The offices of councilmembers Hanif and Hudson, along with Ossé, all told Bklyner that they also keep track of constituent service information outside of the public CouncilStat system.

Such recordkeeping raises concerns over the data's security, but councilmembers Ossé and Hanif assured us the data is securely stored on the city council's servers.

"We work with Council IT to ensure this data is always secure," Whiteside added in an email statement.

Most councilmembers and their staff to whom we spoke blamed the unintuitive, clunky and unreliable system for the large amounts of data missing from the publicly available database.

Hudson said her office gets constituent service requests from various untraditional avenues, such as direct messages over social media and people sometimes asking her staff and herself questions on the street. She said collecting all this information from various sources makes it difficult to keep CouncilStat updated.

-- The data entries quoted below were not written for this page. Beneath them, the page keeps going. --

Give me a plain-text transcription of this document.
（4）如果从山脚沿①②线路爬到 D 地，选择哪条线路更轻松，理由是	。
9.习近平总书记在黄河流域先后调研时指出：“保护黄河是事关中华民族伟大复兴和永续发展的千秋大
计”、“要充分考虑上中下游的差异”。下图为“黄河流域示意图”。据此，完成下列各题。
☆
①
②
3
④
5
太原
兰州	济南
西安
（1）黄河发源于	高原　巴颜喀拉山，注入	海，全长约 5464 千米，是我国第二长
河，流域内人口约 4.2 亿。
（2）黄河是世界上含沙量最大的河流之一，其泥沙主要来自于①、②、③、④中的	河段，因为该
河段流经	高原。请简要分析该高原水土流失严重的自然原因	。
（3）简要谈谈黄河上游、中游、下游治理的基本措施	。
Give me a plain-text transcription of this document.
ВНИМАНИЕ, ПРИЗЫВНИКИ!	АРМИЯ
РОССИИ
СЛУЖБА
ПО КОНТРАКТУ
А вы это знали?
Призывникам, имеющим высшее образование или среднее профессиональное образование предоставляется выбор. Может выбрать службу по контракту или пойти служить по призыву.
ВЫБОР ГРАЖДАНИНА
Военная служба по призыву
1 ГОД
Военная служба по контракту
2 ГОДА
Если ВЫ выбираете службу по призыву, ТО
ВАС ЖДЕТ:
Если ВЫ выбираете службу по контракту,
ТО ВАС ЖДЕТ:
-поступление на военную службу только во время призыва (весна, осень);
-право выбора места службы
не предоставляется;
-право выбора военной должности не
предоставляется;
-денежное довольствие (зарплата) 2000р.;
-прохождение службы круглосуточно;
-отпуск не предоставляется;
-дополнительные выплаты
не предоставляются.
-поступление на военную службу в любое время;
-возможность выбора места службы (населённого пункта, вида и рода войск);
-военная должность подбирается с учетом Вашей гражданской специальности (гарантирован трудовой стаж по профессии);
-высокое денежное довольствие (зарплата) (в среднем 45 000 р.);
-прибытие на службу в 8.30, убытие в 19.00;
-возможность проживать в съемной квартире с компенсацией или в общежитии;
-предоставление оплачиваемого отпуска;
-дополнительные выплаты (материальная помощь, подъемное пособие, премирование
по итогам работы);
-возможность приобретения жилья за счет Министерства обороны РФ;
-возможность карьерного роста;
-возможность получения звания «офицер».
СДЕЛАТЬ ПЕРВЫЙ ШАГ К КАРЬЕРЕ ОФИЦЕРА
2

Some staff in district offices may be unfamiliar with how to use the database, and there may be too few of them.

"Unfortunately, there was one or two training sessions for it at the very beginning of the term and then never again as far as I know," Fox said. [ed. The current council term started on January 1, 2022.] Ossé's office is adding a new member to their staff who will focus primarily on constituent services, and according to Fox, the new hire will help his office handle more cases and upload them to CouncilStat.

"The fact that that is only open data if it's in (CouncilStat) is unfortunate," Fox said. "We would love for everyone to know just how many cases we're handling, how many folks we're helping."